アメリカではバイデン新政権がスタートした。株価は高値が続き、アメリカの長期金利が1%台に乗せるなど、市場は景気回復への期待を高めている。一方、足元ではイギリスやアメリカ、中国やインドなどでワクチン接種が始まったものの新型コロナウイルスの感染拡大が続いている。先行きの世界経済、金融市場の見通しについて、HSBCグローバル・アセット・マネジメントのグローバル・チーフ・ストラテジストであるジョー・リトル氏に聞いた。

――世界経済を俯瞰すると2021年はどのような見通しですか。

回復の年だが、ペースは地域によって異なる。中国は堅調であり、アメリカも牽引役になる。中国やニュージーランド、台湾はすでに新型コロナ感染拡大前の水準にGDP(国内総生産)が戻っている。ファンダメンタルズが強固なアジア、すなわち日本、韓国、シンガポールとアメリカは回復に向かっている。新興国は回復が鈍く、欧州は昨年の7〜9月の回復の後、10〜12月期に二番底を付けた。ただ、ワクチンの普及を前提に2021年後半にはこうした回復の遅れた国々のキャッチアップも進んでいく。

バブルではないが、リターンはフラット化する

――金融市場をどうみていますか。

2020年は金融緩和によって金利が引き下げられ、全体的にリスクが下がり割引率が低下した。そのため、国債や金など安全資産のパフォーマンスはよく、株式やコモディティのリターンも高かった。今の株高はバブルだという意見もあるが、私はそうは思わない。

2021年も金融政策は緩和的な状況が続く。
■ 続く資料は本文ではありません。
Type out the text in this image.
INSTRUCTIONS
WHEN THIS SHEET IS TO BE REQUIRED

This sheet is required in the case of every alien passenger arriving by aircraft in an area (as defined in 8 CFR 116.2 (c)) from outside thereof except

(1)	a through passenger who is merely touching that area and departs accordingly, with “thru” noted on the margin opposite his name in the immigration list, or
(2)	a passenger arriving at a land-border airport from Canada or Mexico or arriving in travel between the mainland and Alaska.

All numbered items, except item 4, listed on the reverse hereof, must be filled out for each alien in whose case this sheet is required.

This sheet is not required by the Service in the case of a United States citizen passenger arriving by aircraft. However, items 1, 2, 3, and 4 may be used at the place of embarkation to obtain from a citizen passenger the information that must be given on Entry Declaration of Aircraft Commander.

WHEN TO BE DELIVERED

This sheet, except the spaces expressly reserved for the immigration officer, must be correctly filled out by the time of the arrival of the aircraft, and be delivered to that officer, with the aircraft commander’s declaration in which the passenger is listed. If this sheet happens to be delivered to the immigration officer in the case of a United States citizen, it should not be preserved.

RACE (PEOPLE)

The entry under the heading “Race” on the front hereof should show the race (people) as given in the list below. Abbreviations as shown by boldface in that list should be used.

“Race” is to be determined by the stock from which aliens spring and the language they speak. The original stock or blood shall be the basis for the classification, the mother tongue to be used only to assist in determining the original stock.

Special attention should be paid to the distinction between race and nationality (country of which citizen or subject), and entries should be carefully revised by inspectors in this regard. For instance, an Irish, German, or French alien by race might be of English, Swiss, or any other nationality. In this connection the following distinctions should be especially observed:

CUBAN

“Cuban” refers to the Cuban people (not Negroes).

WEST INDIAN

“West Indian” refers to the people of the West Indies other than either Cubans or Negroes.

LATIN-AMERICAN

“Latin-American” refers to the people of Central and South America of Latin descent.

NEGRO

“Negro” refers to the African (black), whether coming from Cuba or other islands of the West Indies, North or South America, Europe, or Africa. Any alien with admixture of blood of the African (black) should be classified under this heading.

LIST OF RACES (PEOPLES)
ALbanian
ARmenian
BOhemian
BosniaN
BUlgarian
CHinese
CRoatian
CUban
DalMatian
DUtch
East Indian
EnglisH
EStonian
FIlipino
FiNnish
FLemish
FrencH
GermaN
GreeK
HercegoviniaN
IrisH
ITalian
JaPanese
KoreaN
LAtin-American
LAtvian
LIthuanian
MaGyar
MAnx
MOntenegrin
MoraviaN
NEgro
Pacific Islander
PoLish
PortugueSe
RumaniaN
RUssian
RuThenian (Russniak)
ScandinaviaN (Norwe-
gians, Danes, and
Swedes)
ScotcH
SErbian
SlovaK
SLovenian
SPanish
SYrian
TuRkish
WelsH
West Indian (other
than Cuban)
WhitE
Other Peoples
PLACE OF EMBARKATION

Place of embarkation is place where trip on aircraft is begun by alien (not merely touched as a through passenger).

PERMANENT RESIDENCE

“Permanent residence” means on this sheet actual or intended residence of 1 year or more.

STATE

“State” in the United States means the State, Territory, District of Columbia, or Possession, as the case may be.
さらに、アメリカでは民主党が下院だけでなく上院でも過半数を獲得したため、バイデン政権の財政刺激策は通りやすくなった。また、財務長官に就任する予定のイエレン氏が指名承認公聴会で、ハト派的な姿勢を示したため、バイデン政権の政策実現性への懸念は大幅に低下したとみている。

イエレン氏はバイデン新大統領の1.9兆ドル(約200兆円)の救済措置をサポートすることを表明し、かつ、税制改革(法人税率の引き上げを含む)は優先項目ではなく、景気回復に重点を置くとの考えを示した。1.9兆ドルはコロナ対策や家計・中小企業の支援策で、バイデン氏は長期的にはインフラ投資を掲げている。イエレン氏は50年債の発行の可能性を検討するとも発表し、このインフラへの支出拡大も支持するとした。
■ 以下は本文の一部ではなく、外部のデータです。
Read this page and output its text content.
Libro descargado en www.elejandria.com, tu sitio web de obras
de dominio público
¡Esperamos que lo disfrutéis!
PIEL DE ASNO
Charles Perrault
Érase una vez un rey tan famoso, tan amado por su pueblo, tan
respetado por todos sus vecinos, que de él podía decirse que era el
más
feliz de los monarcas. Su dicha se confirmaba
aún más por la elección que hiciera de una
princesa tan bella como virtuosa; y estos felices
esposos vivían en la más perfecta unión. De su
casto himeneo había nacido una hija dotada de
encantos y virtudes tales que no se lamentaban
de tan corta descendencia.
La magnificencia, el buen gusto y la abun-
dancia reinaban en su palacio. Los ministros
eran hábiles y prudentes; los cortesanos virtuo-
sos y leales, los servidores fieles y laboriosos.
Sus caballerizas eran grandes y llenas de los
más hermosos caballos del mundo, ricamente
つまり、不確実性がなくなってきて投資環境はよく、今年も安定したリターンが得られるだろう。ただ、株式は割高になってきていることは確かだ。グローバルな世界株式の中期的なリターンはインフレの影響を除き配当を加味したうえで4.5%程度と予想している。低くはないが、昨年のように2桁はなく、リターンのカーブはフラット化しつつある。